The effectiveness and safety of long-acting insulin glargine U300 (Gla-300), in patients with type2 diabetes mellitus (T2DM) requiring insulin, has not been reported in the Gulf region. Insulin-naïve patients with T2DM, uncontrolled on OADs, and prescribed Gla-300 were followed up in a 12-month prospective observational study. Gla-300 was titrated to glycemic targets. The primary endpoint (achieving glycemic targets) was evaluated at month 6 of treatment. The need for treatment intensification, safety, and patient-reported outcomes (PRO) were also reported. The study included 412 patients (61.7% men; age 52.2 ± 11.1years and T2DM duration 10.7 ± 6.8years). Almost 50% were on more than 3 OADs, mostly biguanides, sulfonylureas, and dipeptidyl-peptidase-4 inhibitors. Baseline HbA1c level was 9.2% ± 1.1% and targets were set at 6.9% ± 0.4%. Baseline fasting plasma glucose was 11.5 ± 3.8mmol/l.
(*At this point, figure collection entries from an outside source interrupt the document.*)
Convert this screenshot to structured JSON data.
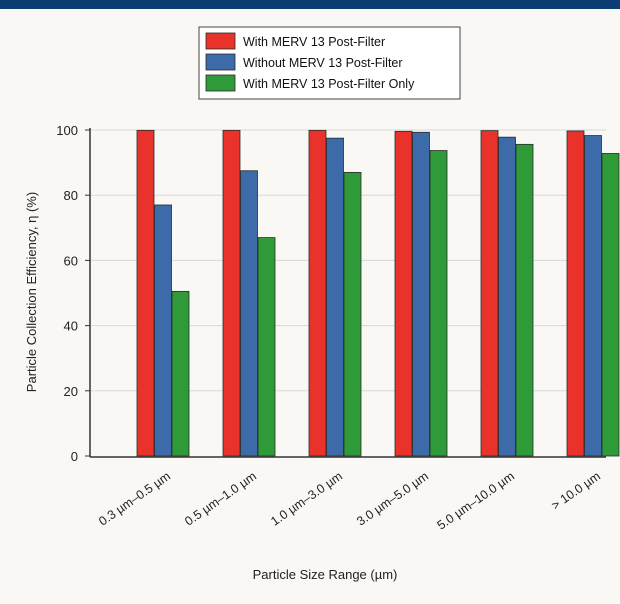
{
  "chart_data": {
    "type": "bar",
    "title": "",
    "xlabel": "Particle Size Range (µm)",
    "ylabel": "Particle Collection Efficiency, η (%)",
    "ylim": [
      0,
      100
    ],
    "yticks": [
      0,
      20,
      40,
      60,
      80,
      100
    ],
    "categories": [
      "0.3 µm–0.5 µm",
      "0.5 µm–1.0 µm",
      "1.0 µm–3.0 µm",
      "3.0 µm–5.0 µm",
      "5.0 µm–10.0 µm",
      "> 10.0 µm"
    ],
    "series": [
      {
        "name": "With MERV 13 Post-Filter",
        "color": "#e8322a",
        "values": [
          99.9,
          99.9,
          99.9,
          99.6,
          99.8,
          99.7
        ]
      },
      {
        "name": "Without MERV 13 Post-Filter",
        "color": "#3d6aa8",
        "values": [
          77,
          87.5,
          97.5,
          99.3,
          97.8,
          98.3
        ]
      },
      {
        "name": "With MERV 13 Post-Filter Only",
        "color": "#2e9a38",
        "values": [
          50.5,
          67,
          87,
          93.7,
          95.6,
          92.8
        ]
      }
    ],
    "grid": true,
    "legend_position": "top-center"
  }
}
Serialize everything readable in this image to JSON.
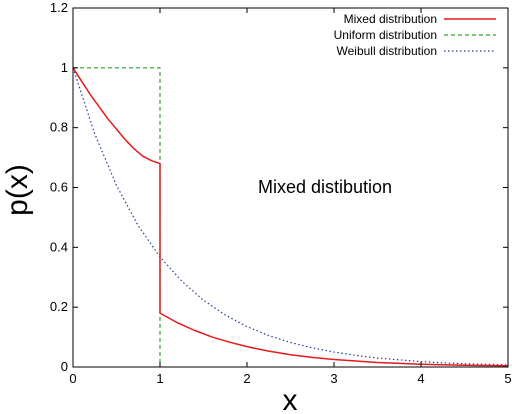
{
  "chart_data": {
    "type": "line",
    "xlabel": "x",
    "ylabel": "p(x)",
    "xlim": [
      0,
      5
    ],
    "ylim": [
      0,
      1.2
    ],
    "xticks": [
      "0",
      "1",
      "2",
      "3",
      "4",
      "5"
    ],
    "yticks": [
      "0",
      "0.2",
      "0.4",
      "0.6",
      "0.8",
      "1",
      "1.2"
    ],
    "grid": false,
    "legend_position": "top-right",
    "annotation": "Mixed distibution",
    "series": [
      {
        "name": "Mixed distribution",
        "color": "#e41a1c",
        "style": "solid",
        "x": [
          0,
          0.1,
          0.2,
          0.3,
          0.4,
          0.5,
          0.6,
          0.7,
          0.8,
          0.9,
          1.0,
          1.0,
          1.0,
          1.2,
          1.4,
          1.6,
          1.8,
          2.0,
          2.25,
          2.5,
          2.75,
          3.0,
          3.5,
          4.0,
          4.5,
          5.0
        ],
        "y": [
          1.0,
          0.955,
          0.91,
          0.87,
          0.83,
          0.795,
          0.76,
          0.73,
          0.705,
          0.69,
          0.68,
          0.18,
          0.18,
          0.148,
          0.122,
          0.1,
          0.083,
          0.068,
          0.053,
          0.041,
          0.032,
          0.025,
          0.015,
          0.009,
          0.006,
          0.004
        ]
      },
      {
        "name": "Uniform distribution",
        "color": "#2ca02c",
        "style": "dashed",
        "x": [
          0,
          1,
          1
        ],
        "y": [
          1,
          1,
          0
        ]
      },
      {
        "name": "Weibull distribution",
        "color": "#1f3f99",
        "style": "dotted",
        "x": [
          0,
          0.25,
          0.5,
          0.75,
          1.0,
          1.25,
          1.5,
          1.75,
          2.0,
          2.25,
          2.5,
          2.75,
          3.0,
          3.25,
          3.5,
          3.75,
          4.0,
          4.25,
          4.5,
          4.75,
          5.0
        ],
        "y": [
          1.0,
          0.779,
          0.607,
          0.472,
          0.368,
          0.287,
          0.223,
          0.174,
          0.135,
          0.105,
          0.082,
          0.064,
          0.05,
          0.039,
          0.03,
          0.024,
          0.018,
          0.014,
          0.011,
          0.009,
          0.007
        ]
      }
    ]
  }
}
Fifty-seven patients (13.8%) achieved glycemic targets at month 6, hindered by baseline HbA1c ≥ 10%, frequent co-morbidities, older age, suburban/rural residence, and full-time employment. Levels of HbA1c dropped progressively by 0.96% ± 0.07% (month 3), 1.29% ± 0.08% (month 6), and 1.76% ± 0.06% (month 12). Gla-300 dose was 17.0 ± 9.0IU/day at baseline, 24.6 ± 9.6 IU/day at month 3, 28.5 ± 9.9IU/day at month 6, and 30.7 ± 10.7IU/day at month 12. Three patients experienced non-severe hypoglycemia and a slight decrease in body weight and PROs improved. In the Gulf, Gla-300 in patients with T2DM uncontrolled on OADs improved glycemic control, with low rates of hypoglycemia and improved PROs. Gla-300 dose up-titration from baseline to month 6 did not, however, result in a vast proportion of patients achieving their pre-determined HbA1c targets. ClinicalTrials.gov identifier: NCT03703869.